じゃあ、もう、向かって行くしかないではないか。
捕まったのだ、自分は。
あの入学式の時のあの強い視線に。
それからがんじがらめに縛られたのだ。
身動きのとれないように。
この男なしでは生きられないように。
アメリカの日々は穏やかだった。
だが、この男といた時のように心から安心することも心から安らげる時も……手には入れられなかった。
そして、この心に吹き荒れる激しい嵐も。
「逃げないよ、もう。

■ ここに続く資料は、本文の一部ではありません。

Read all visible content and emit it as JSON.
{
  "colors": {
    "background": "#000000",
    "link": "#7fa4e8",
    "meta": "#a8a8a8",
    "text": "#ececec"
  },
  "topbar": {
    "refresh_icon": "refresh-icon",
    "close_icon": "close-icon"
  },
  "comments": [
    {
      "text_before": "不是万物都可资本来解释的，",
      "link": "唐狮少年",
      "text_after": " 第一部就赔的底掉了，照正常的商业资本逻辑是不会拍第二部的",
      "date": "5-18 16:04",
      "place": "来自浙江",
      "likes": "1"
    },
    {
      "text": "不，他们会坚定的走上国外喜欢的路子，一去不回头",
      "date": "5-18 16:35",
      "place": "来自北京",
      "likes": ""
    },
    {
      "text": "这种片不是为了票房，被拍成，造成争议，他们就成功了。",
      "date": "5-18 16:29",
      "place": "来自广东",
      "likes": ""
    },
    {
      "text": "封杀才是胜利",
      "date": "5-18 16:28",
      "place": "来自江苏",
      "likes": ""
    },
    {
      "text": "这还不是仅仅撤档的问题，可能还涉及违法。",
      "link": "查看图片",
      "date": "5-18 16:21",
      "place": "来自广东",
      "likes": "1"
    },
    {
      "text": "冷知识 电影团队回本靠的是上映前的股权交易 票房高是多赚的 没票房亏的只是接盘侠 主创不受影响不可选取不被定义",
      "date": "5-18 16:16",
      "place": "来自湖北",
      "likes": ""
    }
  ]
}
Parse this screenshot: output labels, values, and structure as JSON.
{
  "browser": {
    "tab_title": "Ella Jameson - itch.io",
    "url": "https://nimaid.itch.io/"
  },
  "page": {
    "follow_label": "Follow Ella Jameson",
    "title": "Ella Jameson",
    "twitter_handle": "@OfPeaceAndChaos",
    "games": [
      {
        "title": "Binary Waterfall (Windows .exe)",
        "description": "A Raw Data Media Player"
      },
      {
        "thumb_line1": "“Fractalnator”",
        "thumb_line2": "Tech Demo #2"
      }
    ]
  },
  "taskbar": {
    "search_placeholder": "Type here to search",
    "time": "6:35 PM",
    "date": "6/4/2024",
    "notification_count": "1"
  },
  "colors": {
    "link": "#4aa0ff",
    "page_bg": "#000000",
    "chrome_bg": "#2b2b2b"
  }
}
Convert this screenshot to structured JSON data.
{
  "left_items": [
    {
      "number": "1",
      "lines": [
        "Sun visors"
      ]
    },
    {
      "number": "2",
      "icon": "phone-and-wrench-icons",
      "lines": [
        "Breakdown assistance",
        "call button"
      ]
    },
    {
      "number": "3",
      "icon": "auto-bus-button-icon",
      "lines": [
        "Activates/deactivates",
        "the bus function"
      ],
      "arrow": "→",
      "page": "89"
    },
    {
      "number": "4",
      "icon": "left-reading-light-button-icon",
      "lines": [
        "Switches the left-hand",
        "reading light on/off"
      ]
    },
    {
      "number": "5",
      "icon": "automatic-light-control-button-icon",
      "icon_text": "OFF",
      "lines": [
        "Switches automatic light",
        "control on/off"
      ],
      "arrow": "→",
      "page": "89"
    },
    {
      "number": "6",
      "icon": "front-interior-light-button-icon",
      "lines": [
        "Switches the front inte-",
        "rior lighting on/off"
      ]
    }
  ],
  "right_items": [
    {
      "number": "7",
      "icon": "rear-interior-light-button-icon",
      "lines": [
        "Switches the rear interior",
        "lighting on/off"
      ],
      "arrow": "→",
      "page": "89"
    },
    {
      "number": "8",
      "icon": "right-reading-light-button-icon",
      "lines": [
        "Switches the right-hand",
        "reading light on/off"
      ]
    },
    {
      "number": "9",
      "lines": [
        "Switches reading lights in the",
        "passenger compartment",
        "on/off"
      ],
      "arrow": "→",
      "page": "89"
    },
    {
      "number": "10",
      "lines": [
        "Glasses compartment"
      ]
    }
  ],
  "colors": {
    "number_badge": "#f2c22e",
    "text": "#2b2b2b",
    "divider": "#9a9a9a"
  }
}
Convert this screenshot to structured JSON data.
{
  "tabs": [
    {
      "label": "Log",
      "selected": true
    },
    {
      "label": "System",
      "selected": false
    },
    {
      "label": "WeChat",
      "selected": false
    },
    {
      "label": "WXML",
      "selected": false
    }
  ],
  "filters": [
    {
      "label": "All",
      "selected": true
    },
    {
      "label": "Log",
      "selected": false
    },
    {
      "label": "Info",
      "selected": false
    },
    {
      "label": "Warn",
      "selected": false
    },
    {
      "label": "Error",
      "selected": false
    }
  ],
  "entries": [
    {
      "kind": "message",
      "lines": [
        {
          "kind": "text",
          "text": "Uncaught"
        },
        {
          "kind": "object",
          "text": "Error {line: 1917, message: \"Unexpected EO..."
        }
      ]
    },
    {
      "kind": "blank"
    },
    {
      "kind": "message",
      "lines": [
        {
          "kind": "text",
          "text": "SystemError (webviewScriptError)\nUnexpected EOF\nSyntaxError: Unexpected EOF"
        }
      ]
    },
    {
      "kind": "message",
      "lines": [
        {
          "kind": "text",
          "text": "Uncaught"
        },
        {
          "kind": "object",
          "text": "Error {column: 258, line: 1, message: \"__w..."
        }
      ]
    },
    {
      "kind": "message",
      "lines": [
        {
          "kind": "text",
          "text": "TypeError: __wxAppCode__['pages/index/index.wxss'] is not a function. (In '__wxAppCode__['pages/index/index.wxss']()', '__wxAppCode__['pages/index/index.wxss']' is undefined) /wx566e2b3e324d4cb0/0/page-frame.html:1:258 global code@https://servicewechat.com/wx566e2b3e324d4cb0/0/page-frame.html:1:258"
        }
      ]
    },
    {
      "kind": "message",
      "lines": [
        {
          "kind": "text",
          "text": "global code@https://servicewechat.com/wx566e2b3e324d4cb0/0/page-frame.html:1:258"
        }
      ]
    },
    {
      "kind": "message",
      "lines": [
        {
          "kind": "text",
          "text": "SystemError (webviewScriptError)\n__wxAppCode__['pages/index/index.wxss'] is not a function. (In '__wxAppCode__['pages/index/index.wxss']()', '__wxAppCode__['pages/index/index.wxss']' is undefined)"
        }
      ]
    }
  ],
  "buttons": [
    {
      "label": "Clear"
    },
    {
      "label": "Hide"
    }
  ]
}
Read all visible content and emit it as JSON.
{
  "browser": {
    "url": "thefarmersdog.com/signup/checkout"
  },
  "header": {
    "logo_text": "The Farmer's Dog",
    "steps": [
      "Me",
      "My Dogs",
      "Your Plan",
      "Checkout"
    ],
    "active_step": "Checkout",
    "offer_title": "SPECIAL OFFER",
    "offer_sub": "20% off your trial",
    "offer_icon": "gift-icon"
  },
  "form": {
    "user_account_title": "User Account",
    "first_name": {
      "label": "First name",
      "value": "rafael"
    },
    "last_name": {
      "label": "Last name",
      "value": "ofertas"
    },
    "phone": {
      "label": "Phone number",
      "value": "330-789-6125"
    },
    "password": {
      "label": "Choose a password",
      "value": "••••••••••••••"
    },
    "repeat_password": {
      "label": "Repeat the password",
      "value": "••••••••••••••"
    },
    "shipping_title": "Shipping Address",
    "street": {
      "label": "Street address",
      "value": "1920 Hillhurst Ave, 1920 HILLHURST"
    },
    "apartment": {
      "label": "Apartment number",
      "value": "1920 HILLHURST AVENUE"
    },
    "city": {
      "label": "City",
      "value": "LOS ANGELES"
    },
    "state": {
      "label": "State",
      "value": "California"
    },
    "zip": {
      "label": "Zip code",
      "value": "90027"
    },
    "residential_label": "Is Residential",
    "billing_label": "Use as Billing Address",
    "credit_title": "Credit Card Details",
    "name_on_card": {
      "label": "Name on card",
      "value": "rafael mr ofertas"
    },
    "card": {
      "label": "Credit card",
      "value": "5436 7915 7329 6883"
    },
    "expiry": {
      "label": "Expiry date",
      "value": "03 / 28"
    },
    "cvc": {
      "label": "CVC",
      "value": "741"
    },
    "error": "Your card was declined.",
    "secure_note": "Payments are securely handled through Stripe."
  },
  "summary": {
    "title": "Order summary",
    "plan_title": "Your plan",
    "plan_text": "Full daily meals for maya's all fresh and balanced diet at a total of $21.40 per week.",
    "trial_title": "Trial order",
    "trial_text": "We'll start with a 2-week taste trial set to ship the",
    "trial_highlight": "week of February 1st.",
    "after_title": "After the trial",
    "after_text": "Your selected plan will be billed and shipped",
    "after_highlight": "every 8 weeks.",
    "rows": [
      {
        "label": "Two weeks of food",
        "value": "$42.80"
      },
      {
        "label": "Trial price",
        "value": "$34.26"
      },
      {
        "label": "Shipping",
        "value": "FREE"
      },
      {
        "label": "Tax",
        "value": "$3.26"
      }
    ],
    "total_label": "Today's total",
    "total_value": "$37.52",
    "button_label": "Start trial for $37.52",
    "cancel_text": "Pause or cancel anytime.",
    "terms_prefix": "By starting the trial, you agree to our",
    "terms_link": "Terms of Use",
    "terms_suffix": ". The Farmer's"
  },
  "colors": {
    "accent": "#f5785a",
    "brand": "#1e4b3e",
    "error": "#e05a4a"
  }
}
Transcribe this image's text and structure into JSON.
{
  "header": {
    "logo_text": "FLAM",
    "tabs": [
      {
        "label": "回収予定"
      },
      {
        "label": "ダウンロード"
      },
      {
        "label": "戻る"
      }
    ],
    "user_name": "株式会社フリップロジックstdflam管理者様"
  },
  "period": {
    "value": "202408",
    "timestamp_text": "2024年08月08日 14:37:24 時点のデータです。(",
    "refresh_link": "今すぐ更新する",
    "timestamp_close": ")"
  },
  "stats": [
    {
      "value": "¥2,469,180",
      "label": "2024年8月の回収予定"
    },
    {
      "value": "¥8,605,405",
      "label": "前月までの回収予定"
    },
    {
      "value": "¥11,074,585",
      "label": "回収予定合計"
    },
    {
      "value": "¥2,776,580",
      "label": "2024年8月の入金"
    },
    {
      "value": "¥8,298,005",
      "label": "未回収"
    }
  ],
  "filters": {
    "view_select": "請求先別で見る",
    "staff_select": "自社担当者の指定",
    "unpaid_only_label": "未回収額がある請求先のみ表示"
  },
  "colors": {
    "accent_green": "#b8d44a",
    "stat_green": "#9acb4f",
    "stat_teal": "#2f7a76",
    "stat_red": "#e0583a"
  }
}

」
家からも。
お前からも。
自分の心からも。
ひもを外された腕で博隆の顔を引き寄せ、渚は自分から熱いキスを送った。
*****
「んぁ……!はぁ」
「いいか、渚…?イイか」
激しく腰を打ち付けながら、耳元で囁いてくる。
「ん……イイよ、博隆。あぁ……もっと……」
博隆に合わせて自らも腰を揺らしながら、渚はキスをねだる。
「くそっ!何でテメーはそんなに色っぽいんだ」
博隆は噛みつくようなキスを渚にぶつけた。
「んあ…ふぁ…」
溢れる唾液もそのままに、唇を離した途端博隆は強い口調で渚に迫る。
「渚……アメリカで浮気してねぇだろうな」
「ん……浮気…?」
「俺以外の男とヤッてねぇだろうな!」
「…んぁ、スル……わけない…だろうが!」
二人とも限界が近付いてきて、博隆は渚を激しく揺さぶった。
ベットは男二人の躰を支えきれずにギシギシと鳴る。
「んぁ……も…ダメだ―――」
「渚…なぎさ――!」
「あっ…ひろ…たかぁ―――」
熱い腕に包まれながら渚は意識を飛ばした。
楽園。
やっと戻って来れた、楽園。
俺の楽園はこの腕の中以外にはナイのだから……。